Reaksi cepat para pembuat kebijakan di banyak negara untuk menahan pukulan awal terhadap pendapatan dan pekerjaan mencegah penurunan output yang lebih besar. Outlook Sementara mengatakan bahwa penting bagi pemerintah untuk tidak mengulangi kesalahan resesi di masa lalu tetapi untuk terus memberikan dukungan fiskal, keuangan dan kebijakan lainnya pada tahap pemulihan saat ini dan untuk tahun 2021. Langkah-langkah tersebut harus cukup fleksibel untuk beradaptasi dengan kondisi yang berubah dan menjadi lebih bertarget.
Dukungan negara yang berkelanjutan perlu semakin dikondisikan pada tujuan lingkungan, ekonomi dan sosial yang lebih luas. Dukungan juga perlu difokuskan pada bisnis yang layak, beralih dari utang menjadi ekuitas, untuk membantu mereka berinvestasi dalam digitalisasi, dan pada produk serta layanan yang dibutuhkan masyarakat kita dalam beberapa dekade mendatang. Komitmen yang jauh lebih kuat perlu diberikan untuk mengatasi perubahan iklim dalam rencana pemulihan, khususnya dukungan pengkondisian pada investasi yang lebih besar dalam energi hijau, infrastruktur, transportasi dan perumahan.

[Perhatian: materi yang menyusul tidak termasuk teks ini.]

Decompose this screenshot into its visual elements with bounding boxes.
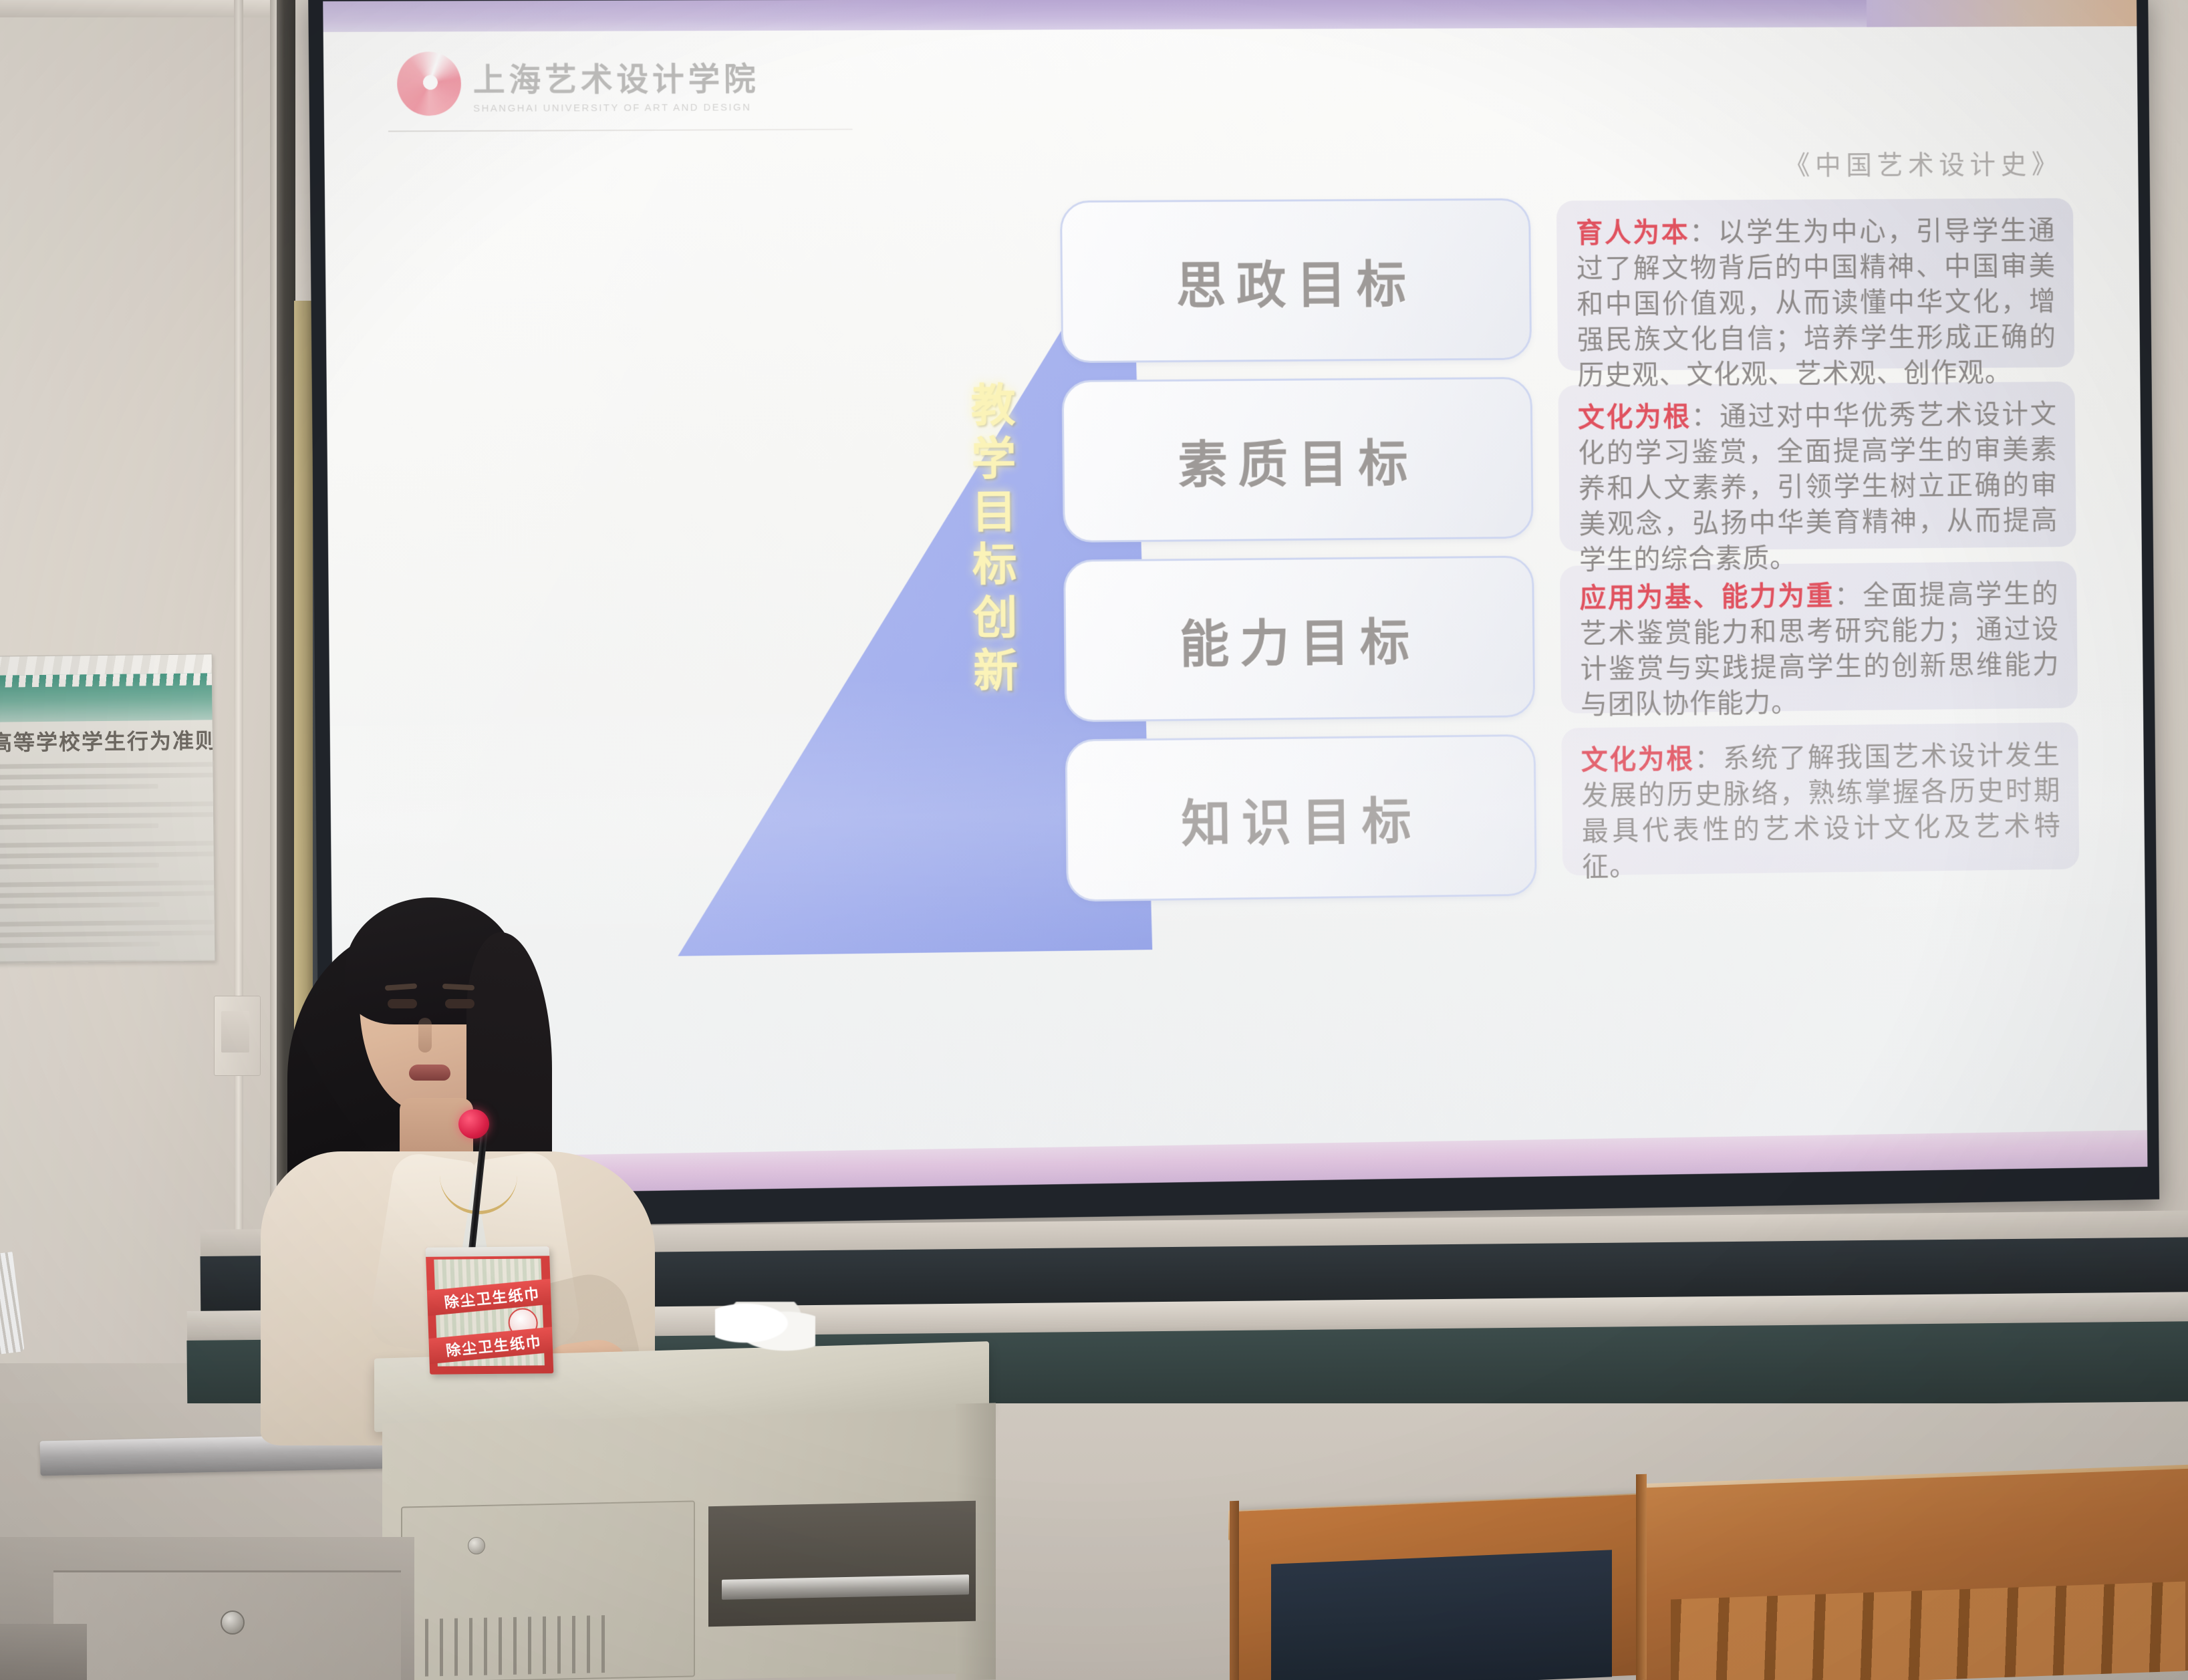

Rilis Interim Economic Outlook mengikuti OECD Ministerial Roundtable di mana Sekretaris Jenderal Angel Gurría meminta negara-negara untuk melangkah lebih jauh dalam menghijaukan paket stimulus yang telah mereka umumkan untuk mengatasi dampak krisis COVID-19 untuk mendorong ekonomi yang berkelanjutan, inklusif, dan tangguh. tumbuh dan meningkatkan kesejahteraan.